Только бейсбол. А в баскетбол все равно играть буду. Я же в команде, знаешь, девятого класса, ее поддерживает АМХ[29] Вест-Оранжа. Мы играем с другими командами АМХ по всему округу Эссекс дважды в неделю: вечером в среду и утром в субботу.
Не понял. Если ты и дальше хочешь быть качком, зачем бросать бейсбол? У тебя же он лучше всего.
Из-за Арти.
А Арти-то тут при чем?
Он был лучшим игроком из всех, каких мы вообще видали, верно? И еще он был мой друг. Не столько твой друг, сколько мой, мой хороший друг. Теперь Арти умер, а я хочу и дальше о нем думать, мне важно держать его у себя в мыслях как можно крепче, а для этого лучше всего, как я понял, что-нибудь бросить в его честь, что-то мне небезразличное, для меня важное, и вот я выбрал бейсбол – бейсбол потому, что это был лучший вид спорта и для Арти, и отныне, когда б я ни видел, как другие люди играют в бейсбол, или когда б ни думал о том, почему в него не играю я, я буду думать об Арти.

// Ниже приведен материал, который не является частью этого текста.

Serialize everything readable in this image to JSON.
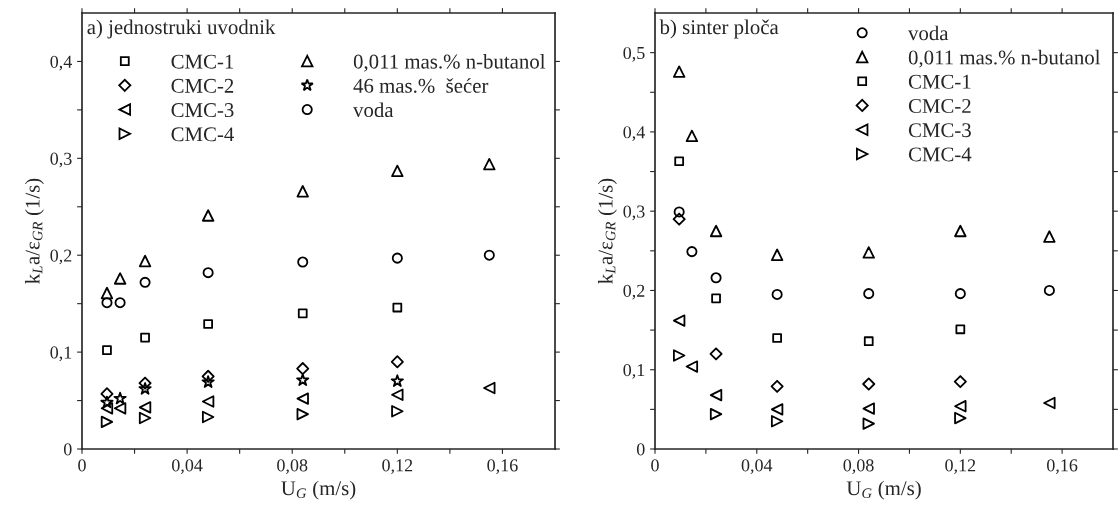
{
  "chart_data": [
    {
      "type": "scatter",
      "annotations": [
        "a) jednostruki uvodnik"
      ],
      "xlabel": "U$_{G}$ (m/s)",
      "ylabel": "k$_{L}$a/ε$_{GR}$ (1/s)",
      "xlim": [
        0,
        0.18
      ],
      "xticks": [
        0,
        {
          "value": 0.02,
          "label": null
        },
        {
          "value": 0.04,
          "label": "0,04"
        },
        {
          "value": 0.06,
          "label": null
        },
        {
          "value": 0.08,
          "label": "0,08"
        },
        {
          "value": 0.1,
          "label": null
        },
        {
          "value": 0.12,
          "label": "0,12"
        },
        {
          "value": 0.14,
          "label": null
        },
        {
          "value": 0.16,
          "label": "0,16"
        }
      ],
      "ylim": [
        0,
        0.45
      ],
      "yticks": [
        0,
        {
          "value": 0.05,
          "label": null
        },
        {
          "value": 0.1,
          "label": "0,1"
        },
        {
          "value": 0.15,
          "label": null
        },
        {
          "value": 0.2,
          "label": "0,2"
        },
        {
          "value": 0.25,
          "label": null
        },
        {
          "value": 0.3,
          "label": "0,3"
        },
        {
          "value": 0.35,
          "label": null
        },
        {
          "value": 0.4,
          "label": "0,4"
        }
      ],
      "grid": false,
      "legend": "top left",
      "series": [
        {
          "name": "CMC-1",
          "color": "#000000",
          "marker": "square",
          "x": [
            0.0095,
            0.024,
            0.048,
            0.084,
            0.12
          ],
          "values": [
            0.102,
            0.115,
            0.129,
            0.14,
            0.146
          ]
        },
        {
          "name": "CMC-2",
          "color": "#000000",
          "marker": "diamond",
          "x": [
            0.0095,
            0.024,
            0.048,
            0.084,
            0.12
          ],
          "values": [
            0.057,
            0.068,
            0.075,
            0.083,
            0.09
          ]
        },
        {
          "name": "CMC-3",
          "color": "#000000",
          "marker": "triangle-left",
          "x": [
            0.0095,
            0.0145,
            0.024,
            0.048,
            0.084,
            0.12,
            0.155
          ],
          "values": [
            0.042,
            0.042,
            0.043,
            0.049,
            0.052,
            0.056,
            0.063
          ]
        },
        {
          "name": "CMC-4",
          "color": "#000000",
          "marker": "triangle-right",
          "x": [
            0.0095,
            0.024,
            0.048,
            0.084,
            0.12
          ],
          "values": [
            0.028,
            0.032,
            0.033,
            0.036,
            0.039
          ]
        },
        {
          "name": "0,011 mas.% n-butanol",
          "color": "#000000",
          "marker": "triangle",
          "x": [
            0.0095,
            0.0145,
            0.024,
            0.048,
            0.084,
            0.12,
            0.155
          ],
          "values": [
            0.161,
            0.176,
            0.194,
            0.241,
            0.266,
            0.287,
            0.294
          ]
        },
        {
          "name": "46 mas.%  šećer",
          "color": "#000000",
          "marker": "star",
          "x": [
            0.0095,
            0.0145,
            0.024,
            0.048,
            0.084,
            0.12
          ],
          "values": [
            0.048,
            0.052,
            0.062,
            0.069,
            0.071,
            0.07
          ]
        },
        {
          "name": "voda",
          "color": "#000000",
          "marker": "circle",
          "x": [
            0.0095,
            0.0145,
            0.024,
            0.048,
            0.084,
            0.12,
            0.155
          ],
          "values": [
            0.151,
            0.151,
            0.172,
            0.182,
            0.193,
            0.197,
            0.2
          ]
        }
      ]
    },
    {
      "type": "scatter",
      "annotations": [
        "b) sinter ploča"
      ],
      "xlabel": "U$_{G}$ (m/s)",
      "ylabel": "k$_{L}$a/ε$_{GR}$ (1/s)",
      "xlim": [
        0,
        0.18
      ],
      "xticks": [
        0,
        {
          "value": 0.02,
          "label": null
        },
        {
          "value": 0.04,
          "label": "0,04"
        },
        {
          "value": 0.06,
          "label": null
        },
        {
          "value": 0.08,
          "label": "0,08"
        },
        {
          "value": 0.1,
          "label": null
        },
        {
          "value": 0.12,
          "label": "0,12"
        },
        {
          "value": 0.14,
          "label": null
        },
        {
          "value": 0.16,
          "label": "0,16"
        }
      ],
      "ylim": [
        0,
        0.55
      ],
      "yticks": [
        0,
        {
          "value": 0.05,
          "label": null
        },
        {
          "value": 0.1,
          "label": "0,1"
        },
        {
          "value": 0.15,
          "label": null
        },
        {
          "value": 0.2,
          "label": "0,2"
        },
        {
          "value": 0.25,
          "label": null
        },
        {
          "value": 0.3,
          "label": "0,3"
        },
        {
          "value": 0.35,
          "label": null
        },
        {
          "value": 0.4,
          "label": "0,4"
        },
        {
          "value": 0.45,
          "label": null
        },
        {
          "value": 0.5,
          "label": "0,5"
        }
      ],
      "grid": false,
      "legend": "top right",
      "series": [
        {
          "name": "voda",
          "color": "#000000",
          "marker": "circle",
          "x": [
            0.0095,
            0.0145,
            0.024,
            0.048,
            0.084,
            0.12,
            0.155
          ],
          "values": [
            0.299,
            0.249,
            0.216,
            0.195,
            0.196,
            0.196,
            0.2
          ]
        },
        {
          "name": "0,011 mas.% n-butanol",
          "color": "#000000",
          "marker": "triangle",
          "x": [
            0.0095,
            0.0145,
            0.024,
            0.048,
            0.084,
            0.12,
            0.155
          ],
          "values": [
            0.476,
            0.395,
            0.275,
            0.245,
            0.248,
            0.275,
            0.268
          ]
        },
        {
          "name": "CMC-1",
          "color": "#000000",
          "marker": "square",
          "x": [
            0.0095,
            0.024,
            0.048,
            0.084,
            0.12
          ],
          "values": [
            0.363,
            0.19,
            0.14,
            0.136,
            0.151
          ]
        },
        {
          "name": "CMC-2",
          "color": "#000000",
          "marker": "diamond",
          "x": [
            0.0095,
            0.024,
            0.048,
            0.084,
            0.12
          ],
          "values": [
            0.29,
            0.12,
            0.079,
            0.082,
            0.085
          ]
        },
        {
          "name": "CMC-3",
          "color": "#000000",
          "marker": "triangle-left",
          "x": [
            0.0095,
            0.0145,
            0.024,
            0.048,
            0.084,
            0.12,
            0.155
          ],
          "values": [
            0.162,
            0.104,
            0.068,
            0.05,
            0.051,
            0.054,
            0.058
          ]
        },
        {
          "name": "CMC-4",
          "color": "#000000",
          "marker": "triangle-right",
          "x": [
            0.0095,
            0.024,
            0.048,
            0.084,
            0.12
          ],
          "values": [
            0.118,
            0.044,
            0.035,
            0.032,
            0.039
          ]
        }
      ]
    }
  ]
}
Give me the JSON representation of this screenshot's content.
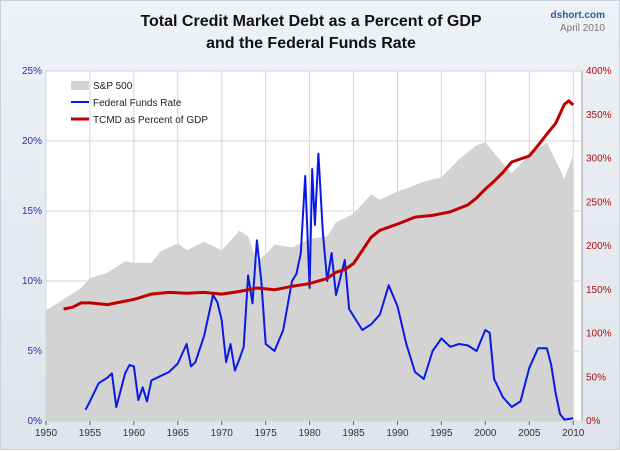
{
  "header": {
    "title_line1": "Total Credit Market Debt as a Percent of GDP",
    "title_line2": "and the Federal Funds Rate",
    "source": "dshort.com",
    "date": "April 2010"
  },
  "colors": {
    "sp500": "#d3d3d3",
    "fed_funds": "#0a1ae6",
    "tcmd": "#c00000",
    "left_axis": "#2233aa",
    "right_axis": "#aa1111"
  },
  "chart_data": {
    "type": "line",
    "title": "Total Credit Market Debt as a Percent of GDP and the Federal Funds Rate",
    "x_ticks": [
      "1950",
      "1955",
      "1960",
      "1965",
      "1970",
      "1975",
      "1980",
      "1985",
      "1990",
      "1995",
      "2000",
      "2005",
      "2010"
    ],
    "xlim": [
      1950,
      2011
    ],
    "y_left_ticks": [
      "0%",
      "5%",
      "10%",
      "15%",
      "20%",
      "25%"
    ],
    "ylim_left": [
      0,
      25
    ],
    "y_right_ticks": [
      "0%",
      "50%",
      "100%",
      "150%",
      "200%",
      "250%",
      "300%",
      "350%",
      "400%"
    ],
    "ylim_right": [
      0,
      400
    ],
    "grid": true,
    "legend_position": "top-left",
    "legend": [
      "S&P 500",
      "Federal Funds Rate",
      "TCMD as Percent of GDP"
    ],
    "series": [
      {
        "name": "S&P 500",
        "axis": "left",
        "style": "area",
        "x": [
          1950,
          1952,
          1954,
          1955,
          1957,
          1959,
          1960,
          1962,
          1963,
          1965,
          1966,
          1968,
          1970,
          1972,
          1973,
          1974,
          1975,
          1976,
          1978,
          1980,
          1982,
          1983,
          1985,
          1987,
          1988,
          1990,
          1991,
          1993,
          1995,
          1997,
          1999,
          2000,
          2002,
          2003,
          2005,
          2007,
          2008,
          2009,
          2010
        ],
        "y": [
          7.9,
          8.7,
          9.5,
          10.2,
          10.6,
          11.4,
          11.3,
          11.3,
          12.1,
          12.7,
          12.2,
          12.8,
          12.2,
          13.6,
          13.2,
          11.4,
          11.9,
          12.6,
          12.4,
          13.0,
          13.2,
          14.2,
          14.8,
          16.2,
          15.8,
          16.4,
          16.6,
          17.1,
          17.4,
          18.7,
          19.7,
          19.9,
          18.4,
          17.7,
          19.0,
          19.9,
          18.6,
          17.3,
          19.0
        ]
      },
      {
        "name": "Federal Funds Rate",
        "axis": "left",
        "style": "line",
        "x": [
          1954.5,
          1955,
          1956,
          1957,
          1957.5,
          1958,
          1958.5,
          1959,
          1959.5,
          1960,
          1960.5,
          1961,
          1961.5,
          1962,
          1963,
          1964,
          1965,
          1966,
          1966.5,
          1967,
          1968,
          1969,
          1969.5,
          1970,
          1970.5,
          1971,
          1971.5,
          1972,
          1972.5,
          1973,
          1973.5,
          1974,
          1974.5,
          1975,
          1976,
          1977,
          1978,
          1978.5,
          1979,
          1979.5,
          1980,
          1980.3,
          1980.6,
          1981,
          1981.5,
          1982,
          1982.5,
          1983,
          1984,
          1984.5,
          1985,
          1986,
          1987,
          1988,
          1989,
          1990,
          1991,
          1992,
          1993,
          1994,
          1995,
          1996,
          1997,
          1998,
          1999,
          2000,
          2000.5,
          2001,
          2002,
          2003,
          2004,
          2005,
          2006,
          2007,
          2007.5,
          2008,
          2008.5,
          2009,
          2010
        ],
        "y": [
          0.8,
          1.4,
          2.7,
          3.1,
          3.4,
          1.0,
          2.2,
          3.4,
          4.0,
          3.9,
          1.5,
          2.4,
          1.4,
          2.9,
          3.2,
          3.5,
          4.1,
          5.5,
          3.9,
          4.2,
          6.1,
          9.0,
          8.5,
          7.2,
          4.2,
          5.5,
          3.6,
          4.4,
          5.3,
          10.4,
          8.4,
          12.9,
          10.0,
          5.5,
          5.0,
          6.5,
          10.0,
          10.5,
          12.0,
          17.5,
          9.5,
          18.0,
          14.0,
          19.1,
          13.5,
          10.0,
          12.0,
          9.0,
          11.5,
          8.0,
          7.5,
          6.5,
          6.9,
          7.6,
          9.7,
          8.2,
          5.5,
          3.5,
          3.0,
          5.0,
          5.9,
          5.3,
          5.5,
          5.4,
          5.0,
          6.5,
          6.3,
          3.0,
          1.7,
          1.0,
          1.4,
          3.8,
          5.2,
          5.2,
          4.0,
          2.0,
          0.5,
          0.1,
          0.2
        ]
      },
      {
        "name": "TCMD as Percent of GDP",
        "axis": "right",
        "style": "line",
        "x": [
          1952,
          1953,
          1954,
          1955,
          1957,
          1959,
          1960,
          1962,
          1964,
          1966,
          1968,
          1970,
          1972,
          1974,
          1976,
          1978,
          1980,
          1982,
          1983,
          1984,
          1985,
          1986,
          1987,
          1988,
          1990,
          1992,
          1994,
          1996,
          1998,
          1999,
          2000,
          2001,
          2002,
          2003,
          2005,
          2006,
          2007,
          2008,
          2009,
          2009.5,
          2010
        ],
        "y": [
          128,
          130,
          135,
          135,
          133,
          137,
          139,
          145,
          147,
          146,
          147,
          145,
          148,
          152,
          150,
          154,
          157,
          163,
          170,
          173,
          180,
          195,
          210,
          218,
          225,
          233,
          235,
          239,
          247,
          255,
          265,
          274,
          284,
          296,
          303,
          315,
          328,
          340,
          362,
          366,
          361
        ]
      }
    ]
  }
}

Странный ты человек, тебе известно?
Наверное. Но если даже и так, что ж с этим поделать?
Ничего.
Вот именно. Ничего.
Ну и играй себе в баскетбол. Вступи в летнюю лигу, если хочешь, но если будешь заниматься только одним спортом, у тебя останется масса времени делать кино.
Договорились. При условии, что мы раздобудем камеру.
Достанем, не переживай. Самое главное – ты написал свой первый шедевр. Дверь открылась, Арчи, и теперь они повалят – целая жизнь сплошных шедевров.
Давай не будем увлекаться. Я написал один рассказ, вот и все, и кто знает, придет ли мне в голову что-нибудь еще. А кроме того, у меня по-прежнему остается план.
Только не это. Я думал, ты от него отказался сто лет назад.